Borders/Pakistan, Alain Declercq, 2010

L’artiste contemporain Alain Declerc, tout en développant les thèmes de l’oppression, de la paranoïa et de la subversion du pouvoir par les forces de l’ordre – ce qui le fait parfois passer pour un activiste politique – travaille lui aussi à partir de la destruction partielle de son support. Il utilise par exemple l’impact de balles réelles pour graver des œuvres sur bois ou matériau composite. Retournant la violence des armes à feu afin de réaliser des bas-reliefs impromptus, ses sujets s’appuient en général sur les paradoxes de la politique-spectacle ou d’une actualité conflictuelle. On peut voir ci-dessus Borders/Pakistan, exposé en 2011, au Centre Pompidou, à l’occasion de Paris-Delhi-Bombay. Il s’agit d’un cliché pris lors d’une exploration de la frontière Inde/Pakistan, reproduit en grand format à l’aide de 12 500 impacts de balles sur trois panneaux de mélaminé noir. « Le motif, simplifié, livre quelques clefs de lecture d’une image de frontière : un mirador, ou encore une clôture, renforçant la violence sourde qui émane de l’œuvre. » Le travail puissant d’Alain Declerc a donc une parenté formelle celui de Vihls : les deux artistes « abîment » et violentent leur support, en le sculptant grossièrement à l’aide d’outils non conventionnels ; ils y font également apparaitre des images issues de notre réalité, directement inspirées par la photographie. Ci-contre, un portrait de Berlusconi par Alain Declercq.

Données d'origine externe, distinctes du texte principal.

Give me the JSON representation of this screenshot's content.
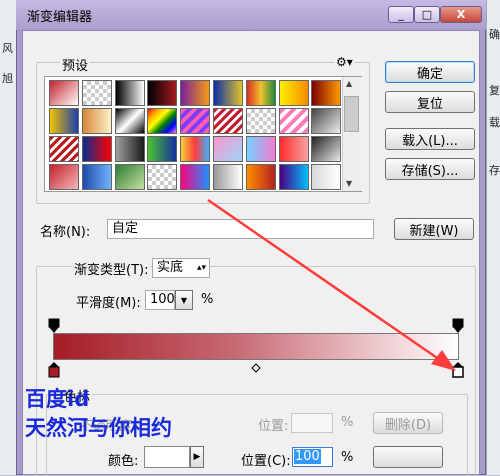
{
  "background": {
    "left_glyphs": [
      "风",
      "旭"
    ],
    "right_glyphs": [
      "确",
      "复",
      "载",
      "存"
    ]
  },
  "window": {
    "title": "渐变编辑器",
    "minimize_label": "_",
    "restore_label": "□",
    "close_label": "X"
  },
  "presets": {
    "label": "预设",
    "gear_glyph": "⚙",
    "menu_arrow": "▾",
    "scroll_up": "▲",
    "scroll_down": "▼"
  },
  "buttons": {
    "ok": "确定",
    "reset": "复位",
    "load": "载入(L)...",
    "save": "存储(S)...",
    "new": "新建(W)",
    "delete": "删除(D)"
  },
  "name": {
    "label": "名称(N):",
    "value": "自定"
  },
  "gradient_type": {
    "label": "渐变类型(T):",
    "value": "实底"
  },
  "smoothness": {
    "label": "平滑度(M):",
    "value": "100",
    "unit": "%"
  },
  "stops": {
    "group_label": "色标",
    "opacity_label": "不透明度:",
    "position_label": "位置:",
    "position_unit": "%",
    "color_label": "颜色:",
    "color_position_label": "位置(C):",
    "color_position_value": "100",
    "color_position_unit": "%"
  },
  "watermark": {
    "line1": "百度id",
    "line2": "天然河与你相约"
  },
  "colors": {
    "accent_red": "#a41c26",
    "arrow_red": "#ff3b3b",
    "watermark_blue": "#1a2ad8"
  }
}
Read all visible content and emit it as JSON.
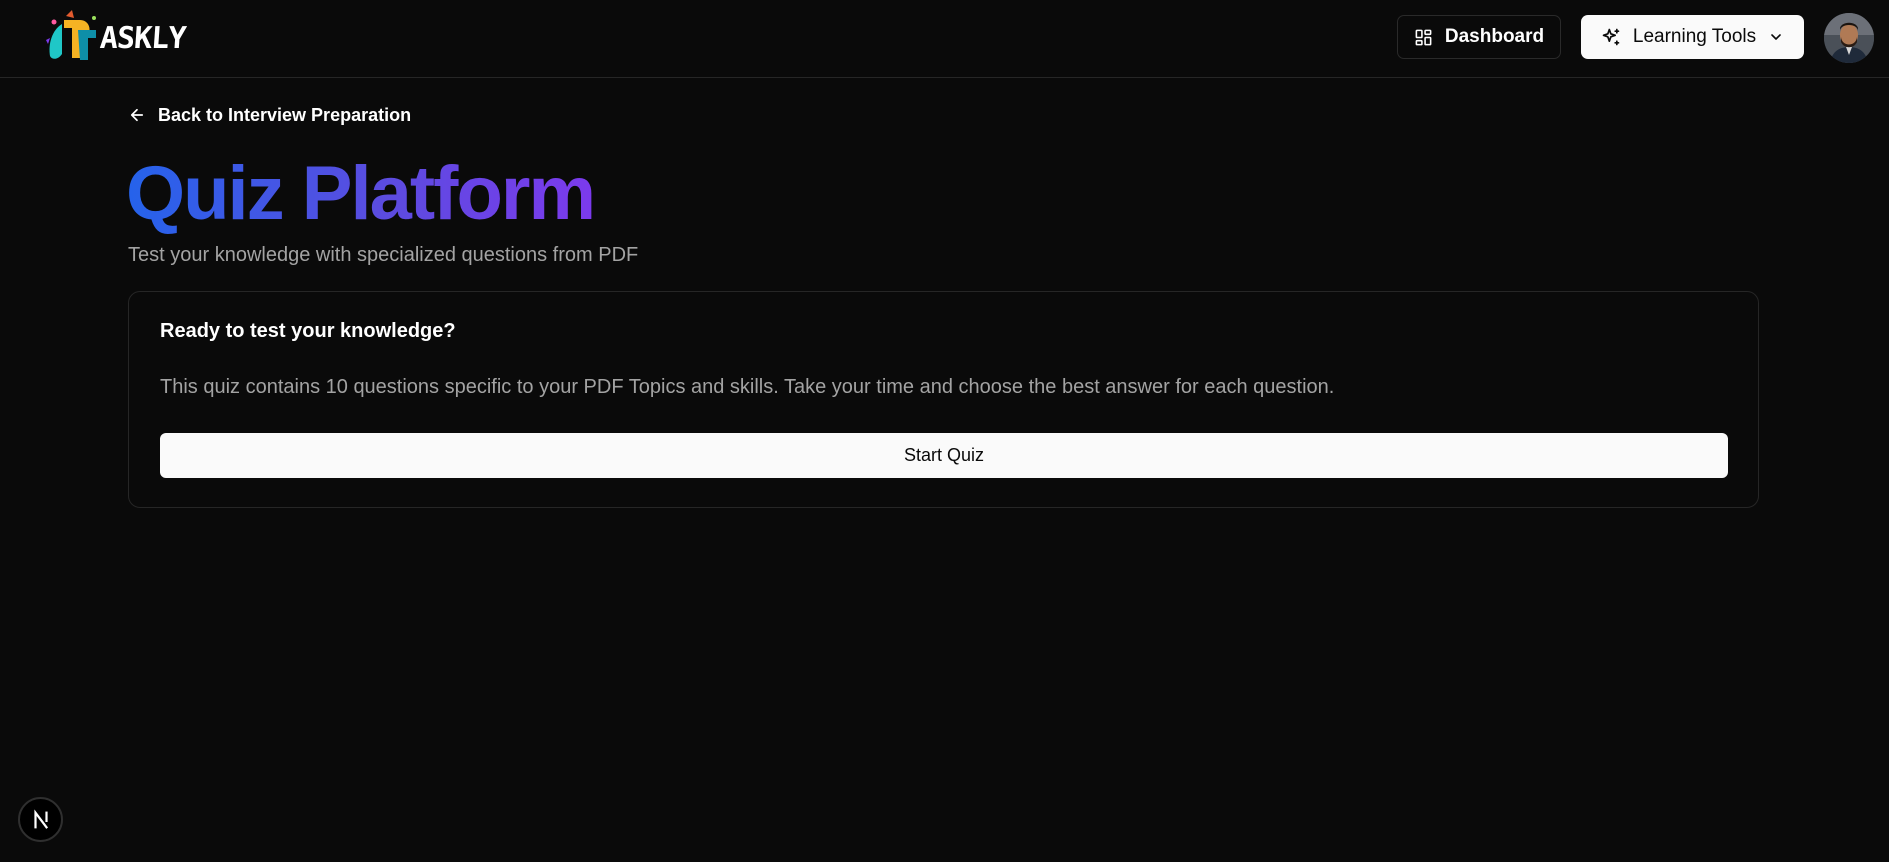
{
  "header": {
    "logo_text": "ASKLY",
    "dashboard_label": "Dashboard",
    "learning_tools_label": "Learning Tools"
  },
  "main": {
    "back_label": "Back to Interview Preparation",
    "title": "Quiz Platform",
    "subtitle": "Test your knowledge with specialized questions from PDF"
  },
  "card": {
    "title": "Ready to test your knowledge?",
    "description": "This quiz contains 10 questions specific to your PDF Topics and skills. Take your time and choose the best answer for each question.",
    "start_label": "Start Quiz"
  },
  "dev": {
    "badge_letter": "N"
  },
  "colors": {
    "background": "#0a0a0a",
    "title_gradient_start": "#2563eb",
    "title_gradient_end": "#7c3aed",
    "muted_text": "#a3a3a3",
    "button_light": "#fafafa"
  },
  "icons": {
    "logo": "askly-logo-icon",
    "dashboard": "layout-grid-icon",
    "learning_tools": "sparkles-icon",
    "dropdown": "chevron-down-icon",
    "back": "arrow-left-icon",
    "avatar": "user-avatar"
  }
}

Pourtant, en comparaison, le travail de Vhils nous entraine dans une poésie de la nostalgie. Abandonnant son matériau de stuc, d’enduit, de briques et de ciment, il a récemment travaillé avec un matériau contemporain, issu de la construction : le polystyrène. Comme les affiches redécoupées, cette nouvelle orientation dans son travail lui permet d’exposer ses nouvelles créations en galerie, en même temps qu’il y fait entrer l’idée du gigantisme des grandes métropoles.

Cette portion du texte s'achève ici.